# Help!! DTivo overheated!!



## BK89 (Oct 11, 2005)

Well it was scorching hot yesterday, was watching the ball game and all of the sudden the Tivo cuts out. It was really hot to the touch. I unplugged and let it cool down but now when I pulg it back in I get nothing. No loading screen - the red light on the front doesn't even turn on? Am I screwed, what happened?


----------



## shanew1289 (May 7, 2004)

fuse on power supply maybe? Did you try and unplug HD in case its shorting a supply line?


----------



## BK89 (Oct 11, 2005)

Just tried with the HD unplugged, no difference. Still don't get the light to turn on. Where is the PS fuse? Doesn't look like anyhting on the PS is replaceable. Can you buy replacement powersupplies? There is a slightly audible clicking noise when I plug it in, sounds like its from the PS - it's not like a hard drive click but sounds more like an electric clicking, if that makes any sense.


----------



## rbautch (Feb 6, 2004)

Weaknees sells tivo power supplies for about $50.


----------



## ForrestB (Apr 8, 2004)

Google 'tivo fuse' for some useful info

FYI there are factory refurbished second generation Hughes DIRECTV TiVo SD-DVR40 on ebay for around $50


----------



## BK89 (Oct 11, 2005)

Well, took a look at the fuse but I guess it was OK. Had to cut the black boot. I have never done any soldering so I figured I would just order a new PS. FYI, if anyone needs one, 9th Tee has them for $35 instead of $50 at weaknees.


----------



## camronfry6 (Jul 5, 2003)

My Philips Tivo Series 1 continues to go back and forth between working and not working due to getting the "blue your tivo is too hot and needs to shut down" screen. 

Again, the tivo is NOT actually too hot, and the fan is working fine.

First, Would buying and installing a new power supply solve this problem?

Second, I think I saw 9th tee has new power supplies for around $25. What is the installation process like for this?

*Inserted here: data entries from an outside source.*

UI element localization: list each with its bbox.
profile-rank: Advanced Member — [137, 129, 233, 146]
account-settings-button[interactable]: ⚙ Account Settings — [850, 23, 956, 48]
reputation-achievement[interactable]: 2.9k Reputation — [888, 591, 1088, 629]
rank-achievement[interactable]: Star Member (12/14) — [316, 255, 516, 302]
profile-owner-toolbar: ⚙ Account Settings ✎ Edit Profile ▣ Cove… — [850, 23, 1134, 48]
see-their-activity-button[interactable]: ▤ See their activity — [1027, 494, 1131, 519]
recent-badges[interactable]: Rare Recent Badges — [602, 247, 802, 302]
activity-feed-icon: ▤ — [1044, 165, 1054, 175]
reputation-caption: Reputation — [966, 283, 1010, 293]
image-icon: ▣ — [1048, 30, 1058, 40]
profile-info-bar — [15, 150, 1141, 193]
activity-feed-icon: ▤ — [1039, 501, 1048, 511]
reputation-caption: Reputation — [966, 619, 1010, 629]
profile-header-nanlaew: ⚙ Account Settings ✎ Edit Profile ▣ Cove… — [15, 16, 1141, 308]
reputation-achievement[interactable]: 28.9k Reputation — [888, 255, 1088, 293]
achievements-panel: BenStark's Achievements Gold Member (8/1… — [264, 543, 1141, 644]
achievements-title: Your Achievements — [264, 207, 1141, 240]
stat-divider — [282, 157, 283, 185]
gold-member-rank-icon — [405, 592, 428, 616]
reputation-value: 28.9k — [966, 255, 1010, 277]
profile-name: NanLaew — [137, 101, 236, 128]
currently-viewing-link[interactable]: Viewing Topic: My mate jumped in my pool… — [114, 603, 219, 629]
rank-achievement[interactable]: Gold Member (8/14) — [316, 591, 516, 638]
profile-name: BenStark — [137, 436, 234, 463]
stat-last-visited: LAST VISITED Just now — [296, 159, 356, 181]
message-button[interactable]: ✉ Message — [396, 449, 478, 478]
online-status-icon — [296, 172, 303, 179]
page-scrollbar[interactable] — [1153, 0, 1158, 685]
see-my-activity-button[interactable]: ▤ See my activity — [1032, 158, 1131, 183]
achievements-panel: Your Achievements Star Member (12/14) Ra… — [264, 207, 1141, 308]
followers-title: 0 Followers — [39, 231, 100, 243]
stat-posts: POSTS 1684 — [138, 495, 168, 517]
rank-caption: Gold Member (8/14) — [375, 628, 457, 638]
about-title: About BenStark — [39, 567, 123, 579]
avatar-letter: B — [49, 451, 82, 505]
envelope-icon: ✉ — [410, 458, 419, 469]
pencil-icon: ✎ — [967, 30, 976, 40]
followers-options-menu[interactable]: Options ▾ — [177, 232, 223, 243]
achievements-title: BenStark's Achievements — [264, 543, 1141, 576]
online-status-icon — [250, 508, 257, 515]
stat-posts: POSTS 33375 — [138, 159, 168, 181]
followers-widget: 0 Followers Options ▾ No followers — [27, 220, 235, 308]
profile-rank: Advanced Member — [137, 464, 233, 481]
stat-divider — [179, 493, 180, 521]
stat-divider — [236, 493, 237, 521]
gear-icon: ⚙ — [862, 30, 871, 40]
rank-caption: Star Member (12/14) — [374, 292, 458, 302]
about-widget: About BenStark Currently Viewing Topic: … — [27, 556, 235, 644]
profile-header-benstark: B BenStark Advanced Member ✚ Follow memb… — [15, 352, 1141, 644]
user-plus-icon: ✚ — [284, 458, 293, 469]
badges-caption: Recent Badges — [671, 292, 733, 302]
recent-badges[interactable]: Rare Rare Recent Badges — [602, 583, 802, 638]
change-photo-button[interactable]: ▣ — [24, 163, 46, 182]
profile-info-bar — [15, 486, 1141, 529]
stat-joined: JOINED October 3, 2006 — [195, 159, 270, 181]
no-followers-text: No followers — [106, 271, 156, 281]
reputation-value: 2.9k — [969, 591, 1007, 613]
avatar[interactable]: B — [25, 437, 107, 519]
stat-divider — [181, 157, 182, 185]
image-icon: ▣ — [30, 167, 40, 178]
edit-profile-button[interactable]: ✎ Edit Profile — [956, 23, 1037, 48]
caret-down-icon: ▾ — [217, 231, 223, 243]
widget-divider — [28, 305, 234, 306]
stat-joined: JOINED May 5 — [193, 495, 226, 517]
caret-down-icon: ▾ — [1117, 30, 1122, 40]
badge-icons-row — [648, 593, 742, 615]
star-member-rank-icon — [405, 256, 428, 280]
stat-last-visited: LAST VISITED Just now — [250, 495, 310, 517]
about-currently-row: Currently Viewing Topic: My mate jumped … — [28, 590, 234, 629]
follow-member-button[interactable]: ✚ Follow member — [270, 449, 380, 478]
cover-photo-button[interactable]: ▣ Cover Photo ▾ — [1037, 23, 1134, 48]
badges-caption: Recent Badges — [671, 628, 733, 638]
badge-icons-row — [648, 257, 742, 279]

Thanks in advance for the help!


----------



## tharaw (Sep 3, 2006)

HELP HELP NEW USER would some one direct me 
I HAVE A RCA DVR 40 I PICKED UP OFF OF CRAIGSLIST I DO NOT SUBSCRIBE TO "DTV"
I WAS WANTING TO USE IT AS A DVR ONLY WITH ANALOG ANT CAN SOME ONE HELP
THANKS IN ADVANCE


----------



## ForrestB (Apr 8, 2004)

You can't use an RCA DVR40 with an analog source. It only works with DirecTV service


----------



## PortlandPaw (Jan 11, 2004)

Kind of like the same answer when you posted the exact same cut 'n pasted message on another thread. Wanna try again?


----------